К.К. Да, конечно, но весь смысл фильма именно в том, что он – настоящий. Думаю, и у вас, французов, тоже есть такой персонаж, и вы наверняка испугались, когда он набрал немало голосов на выборах. Представьте: такой сторож стал президентом.
Ю.Н. Сегодня пятнадцать процентов из нас – этот сторож.
К.К. Это серьезная проблема. У нас тоже хватает сторожей.
Ю.Н. Снимая художественные фильмы, вы какое-то время продолжали делать и документальные. Сохраняете ли вы в игровом кино приверженность честному и беспристрастному взгляду на реальность, унаследованную от работы в документалистике?
К.К. Я больше не снимаю документальных фильмов. Когда-то для меня этот баланс был очень важен, был профессиональной необходимостью. Снимая документальное кино, я оказывался в гуще жизни, среди невыдуманных людей. И благодаря этому знал, как люди реагируют, как ведут себя в настоящей жизни. Документалистика – прекрасная школа синтетического мышления для кинематографиста. Поэтому я ею занимался.
Ю.Н. Одно из свойств “Случая” и “Короткого фильма об убийстве” – особая приближенность героя к зрителю, которой вы добиваетесь.
К.К. Думаю, на меня несколько давит привычка к подходу, свойственному документалистике, но я не могу от нее освободиться. Поэтому я не могу рассказать историю, как принято в игровом кино, держа дистанцию со зрителем – которому нужен сюжет, нужны происшествия.
Ю.Н. Ваши актеры совершенно обнажены перед камерой.
К.К. Я ищу именно таких актеров. Когда начинают наигрывать, я сержусь.
Ю.Н. Это театральные актеры или кинематографические? В Польше не так много актеров.
К.К. Ошибаетесь: в Польше много актеров. Но по большей части – плохих. Для десяти фильмов “Декалога” мне требовалось двадцать пять очень хороших профессионалов. В Польше очень хороших – полсотни. А вообще много актеров работает на телевидении, в театре, в кино. Много актеров в провинции, они служат в театре – там нет кино и телевидения. Жизнь там скучная, тоскливая. На сцене эти актеры не играют – живут. Но их становится невозможно снимать – сказывается их привычка к театральщине.

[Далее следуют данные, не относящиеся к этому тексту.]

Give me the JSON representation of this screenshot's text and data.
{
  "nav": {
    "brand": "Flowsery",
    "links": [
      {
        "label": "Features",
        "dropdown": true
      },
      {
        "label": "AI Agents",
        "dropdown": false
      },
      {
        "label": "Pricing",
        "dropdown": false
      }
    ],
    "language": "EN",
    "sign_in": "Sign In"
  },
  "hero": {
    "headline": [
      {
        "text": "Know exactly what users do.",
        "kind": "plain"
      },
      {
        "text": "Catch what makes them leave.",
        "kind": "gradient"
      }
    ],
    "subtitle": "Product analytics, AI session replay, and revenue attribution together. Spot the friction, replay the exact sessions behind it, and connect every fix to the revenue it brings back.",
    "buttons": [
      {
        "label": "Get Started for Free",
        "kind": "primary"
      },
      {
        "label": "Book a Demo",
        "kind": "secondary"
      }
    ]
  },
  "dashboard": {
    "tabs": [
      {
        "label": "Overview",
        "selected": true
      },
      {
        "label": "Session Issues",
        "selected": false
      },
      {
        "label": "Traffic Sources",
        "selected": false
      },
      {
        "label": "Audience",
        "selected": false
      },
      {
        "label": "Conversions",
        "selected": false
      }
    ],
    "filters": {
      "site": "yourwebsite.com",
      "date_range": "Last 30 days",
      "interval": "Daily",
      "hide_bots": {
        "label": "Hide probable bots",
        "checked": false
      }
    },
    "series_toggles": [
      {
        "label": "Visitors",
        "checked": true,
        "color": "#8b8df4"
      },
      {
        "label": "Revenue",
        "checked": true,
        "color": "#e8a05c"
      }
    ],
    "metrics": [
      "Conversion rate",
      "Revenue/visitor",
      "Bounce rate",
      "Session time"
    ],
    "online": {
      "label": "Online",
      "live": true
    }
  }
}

Ю.Н. Актеры в “Случае” или таксист и убийца в “Коротком фильме об убийстве” очень выразительны – и очень узнаваемы как социальные типы.
К.К. Поскольку “Короткий фильм об убийстве” – короткий и совершенно не психологический, особенно в первой части, я подумал, что необходимо найти максимально достоверных актеров, чтобы по маленьким сценам, по крохотным штрихам было сразу ясно, кто на экране. Тем более что диалога почти нет. А когда диалога мало, труднее создать характер.
Ю.Н. Как вы работаете с актерами: уже на площадке или до того?
К.К. Я много разговариваю с актерами, особенно с теми, кого еще не знаю. Стараюсь что-то объяснить, стараюсь понять их. На площадке уже нет времени. Куча производственных проблем, бардак. Я шумлю, поторапливаю группу. Работать медленно не получается, потому что денег всегда не хватает.
Ю.Н. И “Короткий фильм об убийстве” тоже снимался быстро, в тяжелых условиях?
К.К. Я вообще снимаю быстро. Иначе мне становится скучно. К счастью, есть операторы, которые меня понимают. Нехватка денег – это хорошо и плохо. Плохо, потому что не можешь делать все, что хочешь. Хорошо, потому что можно сократить съемочный период.
Ю.Н. Независимо от финансовых обстоятельств, есть режиссеры, которые любят снимать быстро. Иногда это создает особое напряжение в фильме. Может, к этому стремитесь и вы? Наносить удар с ходу, решительно, сильно…
К.К. Да, чтобы все было ясно. Я лишен таланта рассказчика. Поэтому стремлюсь к четкости. Чтоб было понятно.